❷死生を貫くものは崇高なる献身奉公の精神なり。生死を超越し一意任務の完遂に邁進すべし。(本訓 其の二 第七 死生観)

 

❸恥を知る者は強し。常に郷党家門の面目を思い、いよいよ奮励してその期待に答うべし。生きて虜囚の辱(はずかしめ)を受けず、死して罪禍の汚名を残すことなかれ。(本訓 其の二 第八 名を惜しむ)

 

❹後顧の憂いを絶ちてひたすら奉公の道に励み、常に身辺を整えて死後を清くするの嗜(たしなみ)を肝要とす。屍(しかばね)を戦野に曝(さら)すはもとより軍人の覚悟なり。たとえ遺骨の還らざることあるも、あえて意とせざるようかねて家人に含め置くべし。(本訓 其の三 第二 戦陣の嗜 二)

最後につぎのように書かれています。

陸訓第一号

 

本書を戦陣道徳昂揚の資に供すべし

 

昭和16年1月8日

 

陸軍大臣 東條英機

「戦陣訓」はやはり自殺を促した

このため奥宮氏は、つぎのように述懐しています。

「戦陣訓」の「捕虜になってはならない」という部分だけが強く印象づけられ、ほとんどの将兵は、万一捕虜になった場合には、自殺すること以外は教えられていなかった。

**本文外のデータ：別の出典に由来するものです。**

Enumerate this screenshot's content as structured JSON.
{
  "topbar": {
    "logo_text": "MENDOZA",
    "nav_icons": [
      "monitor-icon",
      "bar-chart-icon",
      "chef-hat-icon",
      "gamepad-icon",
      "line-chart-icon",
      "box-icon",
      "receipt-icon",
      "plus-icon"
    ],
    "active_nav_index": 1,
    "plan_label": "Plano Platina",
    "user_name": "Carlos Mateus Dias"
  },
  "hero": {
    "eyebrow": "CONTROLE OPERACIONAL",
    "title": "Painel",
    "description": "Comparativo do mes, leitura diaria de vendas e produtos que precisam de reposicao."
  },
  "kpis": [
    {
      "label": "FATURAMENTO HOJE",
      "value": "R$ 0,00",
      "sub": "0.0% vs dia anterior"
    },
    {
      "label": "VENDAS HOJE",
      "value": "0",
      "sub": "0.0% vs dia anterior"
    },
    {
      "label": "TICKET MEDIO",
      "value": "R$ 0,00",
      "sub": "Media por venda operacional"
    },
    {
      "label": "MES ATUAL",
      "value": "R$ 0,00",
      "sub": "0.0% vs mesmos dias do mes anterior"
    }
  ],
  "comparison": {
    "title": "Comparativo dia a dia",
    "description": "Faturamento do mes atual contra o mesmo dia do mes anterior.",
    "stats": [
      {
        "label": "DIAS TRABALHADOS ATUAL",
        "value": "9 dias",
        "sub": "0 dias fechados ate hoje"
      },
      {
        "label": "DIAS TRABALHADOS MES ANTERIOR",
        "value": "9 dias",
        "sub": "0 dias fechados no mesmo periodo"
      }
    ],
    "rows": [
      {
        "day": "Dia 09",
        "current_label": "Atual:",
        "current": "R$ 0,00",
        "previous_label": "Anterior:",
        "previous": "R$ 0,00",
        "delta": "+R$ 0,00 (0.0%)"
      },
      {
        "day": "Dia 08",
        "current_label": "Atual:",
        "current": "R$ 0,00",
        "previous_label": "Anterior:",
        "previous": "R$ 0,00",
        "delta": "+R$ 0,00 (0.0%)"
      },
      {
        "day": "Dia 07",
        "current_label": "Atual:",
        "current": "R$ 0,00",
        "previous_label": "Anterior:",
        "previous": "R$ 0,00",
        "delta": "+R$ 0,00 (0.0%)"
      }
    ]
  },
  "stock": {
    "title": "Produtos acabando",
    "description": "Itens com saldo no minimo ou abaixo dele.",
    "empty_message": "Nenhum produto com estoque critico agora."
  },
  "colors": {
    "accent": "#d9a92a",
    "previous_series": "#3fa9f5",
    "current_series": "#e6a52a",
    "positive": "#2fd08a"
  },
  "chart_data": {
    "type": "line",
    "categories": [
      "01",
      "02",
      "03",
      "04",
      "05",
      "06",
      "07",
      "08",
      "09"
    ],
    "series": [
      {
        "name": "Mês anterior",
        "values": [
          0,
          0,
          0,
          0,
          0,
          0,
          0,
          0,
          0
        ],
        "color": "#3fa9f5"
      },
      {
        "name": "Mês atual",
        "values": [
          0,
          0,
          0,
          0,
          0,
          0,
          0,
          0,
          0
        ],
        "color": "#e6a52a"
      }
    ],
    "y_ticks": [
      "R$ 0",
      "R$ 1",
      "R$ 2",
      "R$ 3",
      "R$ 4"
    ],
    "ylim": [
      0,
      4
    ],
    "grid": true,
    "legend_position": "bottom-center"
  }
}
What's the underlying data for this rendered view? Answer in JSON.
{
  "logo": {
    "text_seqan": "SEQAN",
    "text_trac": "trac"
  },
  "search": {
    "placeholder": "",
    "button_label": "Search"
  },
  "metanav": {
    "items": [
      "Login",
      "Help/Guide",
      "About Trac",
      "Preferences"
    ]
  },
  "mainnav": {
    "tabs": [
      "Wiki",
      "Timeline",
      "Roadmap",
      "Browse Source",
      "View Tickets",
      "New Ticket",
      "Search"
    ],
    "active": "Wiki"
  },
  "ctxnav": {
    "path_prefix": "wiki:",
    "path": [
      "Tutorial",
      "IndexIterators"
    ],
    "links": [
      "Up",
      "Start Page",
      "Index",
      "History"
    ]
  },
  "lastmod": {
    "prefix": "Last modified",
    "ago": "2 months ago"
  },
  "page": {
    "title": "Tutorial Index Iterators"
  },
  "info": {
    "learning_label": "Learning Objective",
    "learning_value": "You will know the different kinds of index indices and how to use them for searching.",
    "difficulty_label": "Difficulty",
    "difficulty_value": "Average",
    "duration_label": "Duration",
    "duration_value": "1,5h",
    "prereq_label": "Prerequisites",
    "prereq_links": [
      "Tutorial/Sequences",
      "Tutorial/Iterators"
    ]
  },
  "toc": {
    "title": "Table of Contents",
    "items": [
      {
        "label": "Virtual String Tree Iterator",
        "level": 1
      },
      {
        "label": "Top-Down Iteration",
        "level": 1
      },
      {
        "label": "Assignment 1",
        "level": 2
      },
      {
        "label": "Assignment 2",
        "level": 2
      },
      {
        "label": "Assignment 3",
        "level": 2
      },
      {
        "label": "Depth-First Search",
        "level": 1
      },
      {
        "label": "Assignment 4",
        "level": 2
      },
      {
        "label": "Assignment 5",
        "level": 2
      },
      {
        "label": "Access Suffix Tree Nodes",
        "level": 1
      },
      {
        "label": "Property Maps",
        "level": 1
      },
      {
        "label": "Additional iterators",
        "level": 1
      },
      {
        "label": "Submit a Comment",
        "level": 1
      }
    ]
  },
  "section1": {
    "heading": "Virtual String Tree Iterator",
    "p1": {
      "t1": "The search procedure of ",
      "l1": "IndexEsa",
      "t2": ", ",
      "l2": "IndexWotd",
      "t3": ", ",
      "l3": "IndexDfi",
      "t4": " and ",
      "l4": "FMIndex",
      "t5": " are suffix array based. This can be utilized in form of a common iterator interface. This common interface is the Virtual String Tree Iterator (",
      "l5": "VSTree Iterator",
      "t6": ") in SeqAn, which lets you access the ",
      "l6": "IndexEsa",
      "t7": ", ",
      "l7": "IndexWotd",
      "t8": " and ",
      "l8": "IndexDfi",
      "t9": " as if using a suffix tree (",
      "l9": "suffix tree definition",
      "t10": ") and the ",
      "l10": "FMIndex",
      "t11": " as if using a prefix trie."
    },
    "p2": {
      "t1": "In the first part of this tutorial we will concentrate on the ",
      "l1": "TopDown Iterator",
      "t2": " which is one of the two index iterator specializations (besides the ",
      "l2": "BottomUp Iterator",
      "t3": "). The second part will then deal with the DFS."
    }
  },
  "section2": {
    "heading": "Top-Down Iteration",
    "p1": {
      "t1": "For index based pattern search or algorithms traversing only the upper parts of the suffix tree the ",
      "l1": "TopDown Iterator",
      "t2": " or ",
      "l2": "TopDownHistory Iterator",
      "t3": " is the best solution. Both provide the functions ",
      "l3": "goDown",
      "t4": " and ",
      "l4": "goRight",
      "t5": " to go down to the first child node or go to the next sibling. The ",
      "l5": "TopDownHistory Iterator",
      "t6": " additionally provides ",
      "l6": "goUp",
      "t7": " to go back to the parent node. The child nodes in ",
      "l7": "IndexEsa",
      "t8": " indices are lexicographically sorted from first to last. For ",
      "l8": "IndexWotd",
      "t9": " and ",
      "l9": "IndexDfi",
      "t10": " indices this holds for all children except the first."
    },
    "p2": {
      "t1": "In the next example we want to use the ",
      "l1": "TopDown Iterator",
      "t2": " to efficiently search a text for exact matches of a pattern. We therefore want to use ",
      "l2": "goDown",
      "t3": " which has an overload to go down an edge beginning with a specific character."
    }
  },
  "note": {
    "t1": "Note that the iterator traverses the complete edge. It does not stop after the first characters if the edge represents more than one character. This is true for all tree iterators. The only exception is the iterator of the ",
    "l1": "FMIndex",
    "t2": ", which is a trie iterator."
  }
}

1929(昭和4)年7月に、ジュネーブで48カ国によって「捕虜の待遇に関する条約」が調印されました。日本はこの条約に調印はしましたが、批准はしませんでした。そのことが、12年後に「戦陣訓」が制定された一因となりました。

「戦陣訓」は作戦を硬直化させた

奥宮氏はつぎのように述懐しています。

「戦陣訓」は、わが陸海軍に見えない障壁をつくって、作戦指導者たちの手をしばるとともに、第一線部隊の将兵の血を不当に流させた。

戦後も続く「戦陣訓」のリスク

「戦陣訓」を支える伝統的な自己犠牲、滅私奉公の精神は、戦後も連綿と日本人の心象光景として残り続け、企業戦士、男社会・女性差別、過労死、休日出勤・残業をいとわない精神として残り続けているように思います

私たちにとって警戒すべきことは、「戦陣訓」が先祖返りして甦ること、またその素地が十分あることです。そうなるとまた負のスパイラルに落ちこむリスクがあること、人間性重視の風土が失われてしまうこと、戦争に巻きこまれることも大いにありえること、そういったことを教訓として留意しましょう。

電通の「鬼の十則」に見る危険性

たとえば電通という会社の「鬼の十則」の第5則などにその危険な芽はありました。

5.取り組んだら放すな。殺されても放すな、目的完遂までは……。

危険は意外に身の回りまで、知らない間にひたひたと押し寄せているものです。ふだんから、十分注意を怠らないでいただきたいものです。気づいたらもうすでに遅かったということだけはないように。